The film version of August Wilson’s 1987 play, The Piano Lesson premiered on Netflix.

Wilson is from Pittsburgh, like me. He’s revered for his ten-volume-play-cycle spread over a century of time. His subject has always been about the black American experience, set in the city’s history. I’d never seen one of his plays, on film or otherwise. However, there were a couple of things I knew about The Piano Lesson: It wasn’t a play about pianos, and it certainly wasn’t about piano lessons.

It’s about ghosts.

Wilson aimed his considerable talents at creating characters that would be revisited long beyond his (far too short) time on the Earth. The Piano Lesson is not the easiest story the first time through, simply from a technical standpoint. Wilson’s talent for capturing complex voices in his dialogue takes some time to get our ears tuned to. The cast, including Samuel L. Jackson, Danielle Deadwyler, and John David Washington savor the robust dialogue that makes up the ferocious debates about the fate of the family piano. It’s a battle between siblings, and their conflicting visions of the future. But it’s the 1930s setting in Pittsburgh that allows Wilson to explore the trauma of characters who’ve grown up as the children and grandchildren of slaves. The rendering of life during the Depression takes from the dry pages of history and gives them power through these characters.

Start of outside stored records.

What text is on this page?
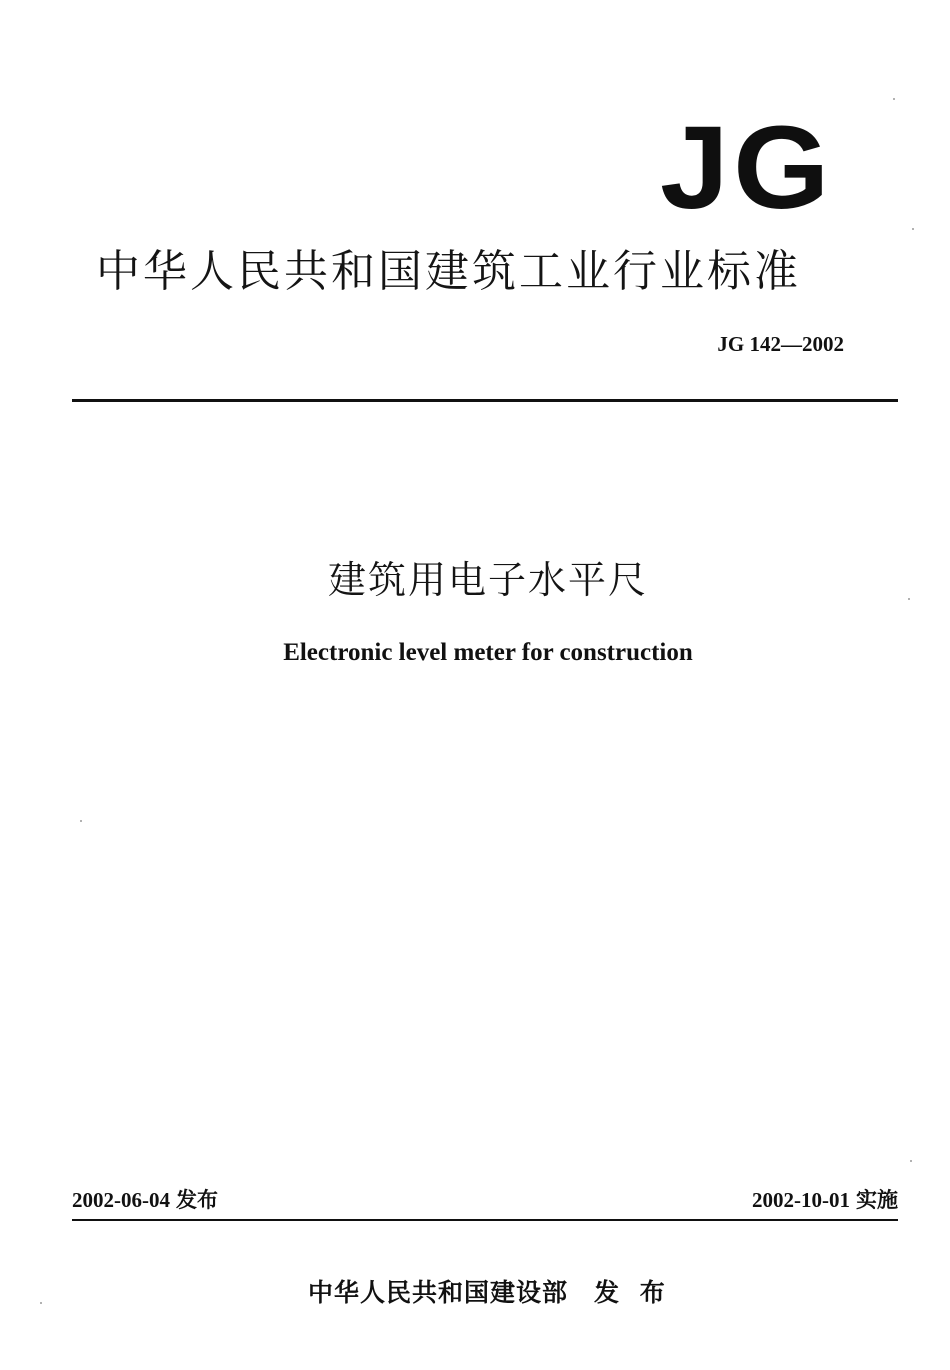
JG
中华人民共和国建筑工业行业标准
JG 142—2002
建筑用电子水平尺
Electronic level meter for construction
2002-06-04 发布	2002-10-01 实施
中华人民共和国建设部 发 布
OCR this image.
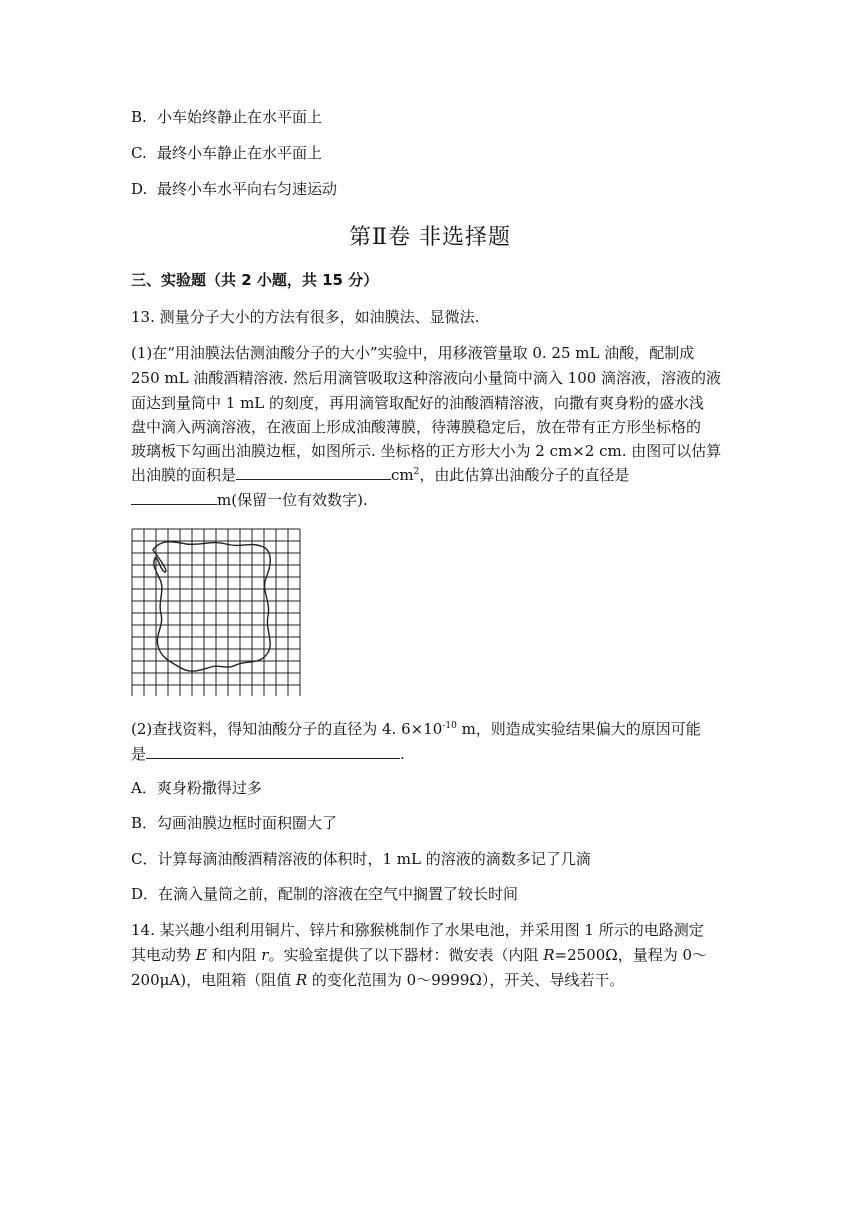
B. 小车始终静止在水平面上
C. 最终小车静止在水平面上
D. 最终小车水平向右匀速运动
第Ⅱ卷 非选择题
三、实验题（共 2 小题，共 15 分）
13. 测量分子大小的方法有很多，如油膜法、显微法.
(1)在“用油膜法估测油酸分子的大小”实验中，用移液管量取 0. 25 mL 油酸，配制成
250 mL 油酸酒精溶液. 然后用滴管吸取这种溶液向小量筒中滴入 100 滴溶液，溶液的液
面达到量筒中 1 mL 的刻度，再用滴管取配好的油酸酒精溶液，向撒有爽身粉的盛水浅
盘中滴入两滴溶液，在液面上形成油酸薄膜，待薄膜稳定后，放在带有正方形坐标格的
玻璃板下勾画出油膜边框，如图所示. 坐标格的正方形大小为 2 cm×2 cm. 由图可以估算
出油膜的面积是	$cm^2$，由此估算出油酸分子的直径是
m(保留一位有效数字).
(2)查找资料，得知油酸分子的直径为 4. $6\times 10^{-10}$ m，则造成实验结果偏大的原因可能
是	.
A．爽身粉撒得过多
B．勾画油膜边框时面积圈大了
C．计算每滴油酸酒精溶液的体积时，1 mL 的溶液的滴数多记了几滴
D．在滴入量筒之前，配制的溶液在空气中搁置了较长时间
14. 某兴趣小组利用铜片、锌片和猕猴桃制作了水果电池，并采用图 1 所示的电路测定
其电动势 E 和内阻 r。实验室提供了以下器材：微安表（内阻 R=2500Ω，量程为 0～
200μA)，电阻箱（阻值 R 的变化范围为 0～9999Ω），开关、导线若干。
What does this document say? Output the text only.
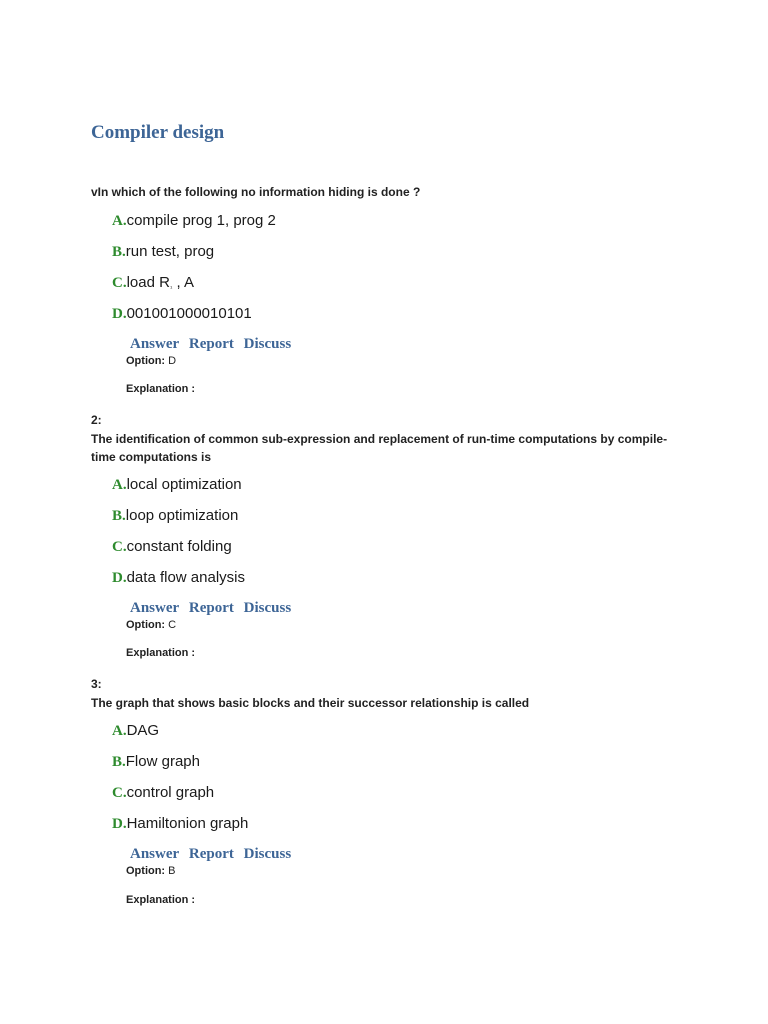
Compiler design

vIn which of the following no information hiding is done ?

A.compile prog 1, prog 2
B.run test, prog
C.load R₁ , A
D.001001000010101
Answer Report Discuss
Option: D
Explanation :
2:

The identification of common sub-expression and replacement of run-time computations by compile-time computations is

A.local optimization
B.loop optimization
C.constant folding
D.data flow analysis
Answer Report Discuss
Option: C
Explanation :
3:

The graph that shows basic blocks and their successor relationship is called

A.DAG
B.Flow graph
C.control graph
D.Hamiltonion graph
Answer Report Discuss
Option: B
Explanation :
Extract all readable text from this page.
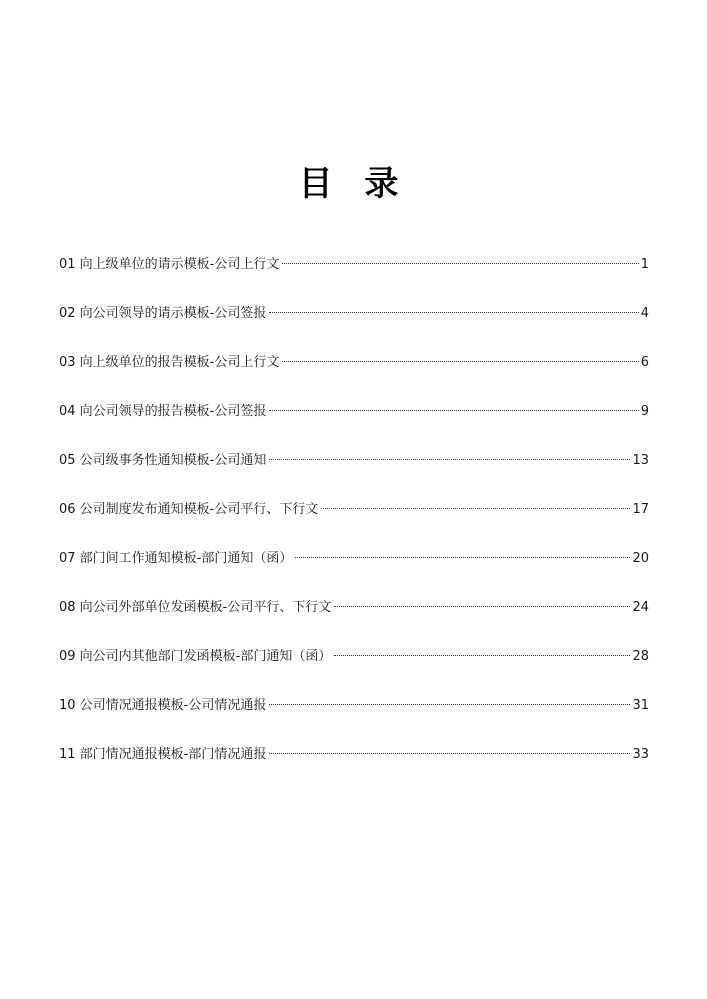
目 录
01 向上级单位的请示模板-公司上行文	1
02 向公司领导的请示模板-公司签报	4
03 向上级单位的报告模板-公司上行文	6
04 向公司领导的报告模板-公司签报	9
05 公司级事务性通知模板-公司通知	13
06 公司制度发布通知模板-公司平行、下行文	17
07 部门间工作通知模板-部门通知（函）	20
08 向公司外部单位发函模板-公司平行、下行文	24
09 向公司内其他部门发函模板-部门通知（函）	28
10 公司情况通报模板-公司情况通报	31
11 部门情况通报模板-部门情况通报	33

The Piano Lesson won the Pulitzer Prize for Drama, so I’ll leave it to scholars to assess the play (I’m sure you can find their critical analysis online). What I found so relevant was that it’s a story about a family–a black family struggling with the changes brought on by the Great Migration to the industrial north–a film made in the twenty-first century by a black family of actors, directors, and their peers that must still assess how that past informs our shared present moment.

And what the ghosts of that past can tell us about ourselves.